В 1945 году зимой в Галле прибыла профсоюзная делегация. В той делегации были все матерые раскольники рабочего движения, включая представителей АФТ — КПП США. Они, конечно, интересовались, как в провинции осуществляется «настоящая» демократия. А на самом деле через свою агентуру, главным образом через представителей прессы, подбирались к вопросу о единых профсоюзах провинции. Им надо было посеять зерна сомнения в принципиальные рабочие позиции по данному вопросу.
В Берлине с осени 1945 года по тому же вопросу о расколе единых профсоюзов в Берлине побывали большие профсоюзные деятели Англии. И так вплоть до раскола города. Делегации лейбористов, американских сенаторов, снова деятелей АФТ — КПП, включая вице-президента этой желтой организации Вальтера Ройтера. Где можно, где имелась поддержка оккупационных держав, там они с особым остервенением рвались к расколу берлинских профсоюзов. Но об этом мы еще поговорим подробнее. Они почуяли, что в центре капиталистической Европы возник реальный прецедент настоящего единства рабочего класса, и это единство приносит самому рабочему классу свои ощутительные плоды. Разве это не опасность для желтых профсоюзов США или тред-юнионов Англии, двух «классических» рабочих организаций, которые могут миллион лет говорить о свержении капитализма и жить с ним в обнимку.
Именно поэтому рабочему классу, поднявшему руку на устои капитализма, нужно необыкновенное сплочение своих сил, своих рабочих организаций.

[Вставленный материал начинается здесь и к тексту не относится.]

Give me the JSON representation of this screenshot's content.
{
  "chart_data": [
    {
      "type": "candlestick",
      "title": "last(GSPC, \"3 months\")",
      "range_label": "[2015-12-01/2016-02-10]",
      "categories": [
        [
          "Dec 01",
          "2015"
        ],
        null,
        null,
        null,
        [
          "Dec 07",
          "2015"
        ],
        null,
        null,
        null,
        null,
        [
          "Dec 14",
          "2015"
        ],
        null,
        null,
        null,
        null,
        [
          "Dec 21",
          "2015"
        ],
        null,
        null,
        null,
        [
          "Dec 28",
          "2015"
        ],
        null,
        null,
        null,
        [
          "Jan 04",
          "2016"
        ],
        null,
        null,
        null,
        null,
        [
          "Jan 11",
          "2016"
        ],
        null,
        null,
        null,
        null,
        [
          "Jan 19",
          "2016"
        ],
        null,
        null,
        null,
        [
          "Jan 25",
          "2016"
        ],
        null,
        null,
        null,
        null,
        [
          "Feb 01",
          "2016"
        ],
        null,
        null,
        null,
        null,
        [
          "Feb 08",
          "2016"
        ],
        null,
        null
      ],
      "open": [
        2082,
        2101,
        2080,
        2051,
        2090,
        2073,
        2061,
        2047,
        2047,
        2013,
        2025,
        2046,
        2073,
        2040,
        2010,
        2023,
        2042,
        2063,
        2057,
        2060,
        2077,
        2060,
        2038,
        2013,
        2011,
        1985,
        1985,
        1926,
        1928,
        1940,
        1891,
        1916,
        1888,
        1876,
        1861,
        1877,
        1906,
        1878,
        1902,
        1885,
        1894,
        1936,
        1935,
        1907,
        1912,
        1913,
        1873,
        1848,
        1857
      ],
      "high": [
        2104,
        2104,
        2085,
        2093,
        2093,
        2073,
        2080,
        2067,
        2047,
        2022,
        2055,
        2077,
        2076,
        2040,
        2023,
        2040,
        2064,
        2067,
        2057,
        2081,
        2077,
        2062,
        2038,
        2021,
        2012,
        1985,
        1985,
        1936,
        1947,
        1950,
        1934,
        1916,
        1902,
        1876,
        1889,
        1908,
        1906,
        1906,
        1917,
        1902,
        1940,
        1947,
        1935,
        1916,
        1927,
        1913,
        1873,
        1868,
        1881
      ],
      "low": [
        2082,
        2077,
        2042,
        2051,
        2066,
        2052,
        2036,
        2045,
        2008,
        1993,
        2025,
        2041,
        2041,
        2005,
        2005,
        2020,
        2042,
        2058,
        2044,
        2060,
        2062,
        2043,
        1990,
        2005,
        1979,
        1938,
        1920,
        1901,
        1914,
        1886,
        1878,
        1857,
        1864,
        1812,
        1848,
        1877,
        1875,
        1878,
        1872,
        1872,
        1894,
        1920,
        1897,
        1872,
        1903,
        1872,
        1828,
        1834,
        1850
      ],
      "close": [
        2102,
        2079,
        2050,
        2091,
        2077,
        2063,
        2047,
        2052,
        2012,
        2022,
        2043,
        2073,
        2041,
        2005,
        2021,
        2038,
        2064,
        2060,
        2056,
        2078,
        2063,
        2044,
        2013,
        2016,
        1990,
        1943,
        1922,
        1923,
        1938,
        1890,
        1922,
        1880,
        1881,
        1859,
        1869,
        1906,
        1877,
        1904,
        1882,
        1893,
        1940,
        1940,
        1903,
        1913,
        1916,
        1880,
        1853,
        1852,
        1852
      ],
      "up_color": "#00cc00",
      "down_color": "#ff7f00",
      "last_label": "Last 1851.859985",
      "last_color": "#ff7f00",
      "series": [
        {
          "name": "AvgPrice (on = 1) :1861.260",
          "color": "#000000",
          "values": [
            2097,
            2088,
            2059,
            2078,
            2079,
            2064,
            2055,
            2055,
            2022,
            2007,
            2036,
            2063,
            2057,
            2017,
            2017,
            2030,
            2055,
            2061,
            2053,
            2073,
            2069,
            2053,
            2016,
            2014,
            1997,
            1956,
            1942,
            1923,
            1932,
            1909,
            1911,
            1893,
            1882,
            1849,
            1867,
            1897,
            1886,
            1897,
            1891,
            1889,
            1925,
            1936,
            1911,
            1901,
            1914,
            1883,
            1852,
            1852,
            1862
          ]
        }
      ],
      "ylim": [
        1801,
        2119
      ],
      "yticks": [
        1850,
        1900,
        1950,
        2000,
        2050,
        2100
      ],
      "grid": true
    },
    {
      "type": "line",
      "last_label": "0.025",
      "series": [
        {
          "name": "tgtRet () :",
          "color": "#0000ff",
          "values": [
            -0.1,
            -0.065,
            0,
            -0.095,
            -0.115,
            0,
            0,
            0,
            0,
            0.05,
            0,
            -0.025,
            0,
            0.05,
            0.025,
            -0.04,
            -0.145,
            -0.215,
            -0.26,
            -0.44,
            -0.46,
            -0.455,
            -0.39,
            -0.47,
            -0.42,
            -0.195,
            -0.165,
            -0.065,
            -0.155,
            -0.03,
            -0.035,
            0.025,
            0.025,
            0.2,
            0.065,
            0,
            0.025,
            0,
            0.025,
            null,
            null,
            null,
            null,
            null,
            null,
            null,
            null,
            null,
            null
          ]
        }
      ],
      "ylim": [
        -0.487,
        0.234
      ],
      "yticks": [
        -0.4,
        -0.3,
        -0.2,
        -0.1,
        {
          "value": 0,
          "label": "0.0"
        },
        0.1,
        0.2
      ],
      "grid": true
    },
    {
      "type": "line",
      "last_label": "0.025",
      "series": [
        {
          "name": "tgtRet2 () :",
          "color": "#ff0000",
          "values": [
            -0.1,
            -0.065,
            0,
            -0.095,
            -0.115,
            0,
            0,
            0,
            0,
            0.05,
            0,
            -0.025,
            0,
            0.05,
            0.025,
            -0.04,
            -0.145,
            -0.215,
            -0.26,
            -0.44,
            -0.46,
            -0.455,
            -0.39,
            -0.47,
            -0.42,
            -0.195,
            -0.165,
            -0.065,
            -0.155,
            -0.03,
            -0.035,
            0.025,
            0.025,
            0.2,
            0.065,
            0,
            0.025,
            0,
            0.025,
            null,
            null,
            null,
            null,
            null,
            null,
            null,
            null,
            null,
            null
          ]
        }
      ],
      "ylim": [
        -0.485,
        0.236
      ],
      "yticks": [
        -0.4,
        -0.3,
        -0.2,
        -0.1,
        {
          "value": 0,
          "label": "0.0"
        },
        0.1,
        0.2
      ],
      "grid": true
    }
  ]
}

Все это говорил Гроттеволь.
— Но, — заметил он, — нельзя рубить сплеча. К цели следует идти осторожно. В ходе объединения мы будем убеждать и, конечно, будем учитывать тех, кто убеждению не поддается.
Наблюдая тогда за Гроттеволем, я видел, как искренне переживал он, когда кто-либо сопротивлялся объединению. И как жалел, даже страдал, когда кто-либо стоял упорно на старых антикоммунистических позициях.
— Мы, немцы, — говорил он, — вроде бы одинаково пережили пору фашистского безвременья. Казалось бы, и одинаковые выводы должны были сделать из того урока, преподанного историей немцам. Ан вот поди ж, одни судят так, другие иначе, и фактически сделали разные выводы из одного и того же урока.
Как стремительно бежали дни, бежали безвозвратно. Многие и без пользы для дела. А практические вопросы налезали один на другой. Их встала и скопилась целая армада. Эту стремительность чувствовали наши верные друзья-коммунисты, как и мы, действовавшие с ними в одной упряжке. Мешала наша неповоротливость, порой безразличное отношение к делу, непонимание смысла происходящих событий. Хотелось сделать много больше… Уже тогда, в 1945 году, все происходящее в мире говорило о том, что наши старые враги начинают напирать на нас со все возрастающей силой. Конечно, каждый из нас, советских и немецких коммунистов, сознавал, что дело, которое начато после войны, составит целую историческую эпоху, и ни одна из борющихся сторон не уступит ни одной пяди без боя. Конечно, истории присущи обходные маневры, и… но тогда победит тот, кто хорошо предвидел, а для предвидения враги коммунизма всегда были слабы. Ленин говорил когда-то, что враг, идущий к гибели, не способен ни предвидеть, ни планировать. Он спешит, шарахается в стороны, делает одну ошибку за другой и проигрывает.
Положение рабочего класса провинции оставалось тяжелым. Единственный класс в обществе, который после войны остался безработным. Заводы были разрушены, нужного сырья не было. Восстанавливать заводы нечем, и сырья для них достать невозможно. Работали заводы «Брабаг», исходным сырьем для них был бурый уголь, которого в провинции было в избытке. Гибрация бурых углей давала бензин. Понемногу работали заводы, исходным материалом для которых была каустическая сода. Замерли машиностроительные заводы в Магдебурге. Они лежали в руинах. Стояли разрушенными заводы в Биттерфельде. Не вращались печи цементных заводов, с трудом работала фабрика «Агфа» в Вольфене. Теплилась надежда на восстановление добывающей и обрабатывающей промышленности в Мансфельде горном. Работали кустарные предприятия. Рабочие теряли профессиональные навыки. Кругом работы было очень много, а делать нечего.
Спустя десяток лет, после 1950 года, один мансфельдский рабочий прислал мне письмо с воспоминанием, как в Мансфельде горном я рекомендовал рабочим начать производство сельскохозяйственных орудий в связи с возросшей потребностью после земельной реформы. И тогда действительно начаты были такие работы во многих городах провинции. Но это не было выходом из положения. Примерно 80 процентов рабочих были без работы. Встал вопрос: что делать?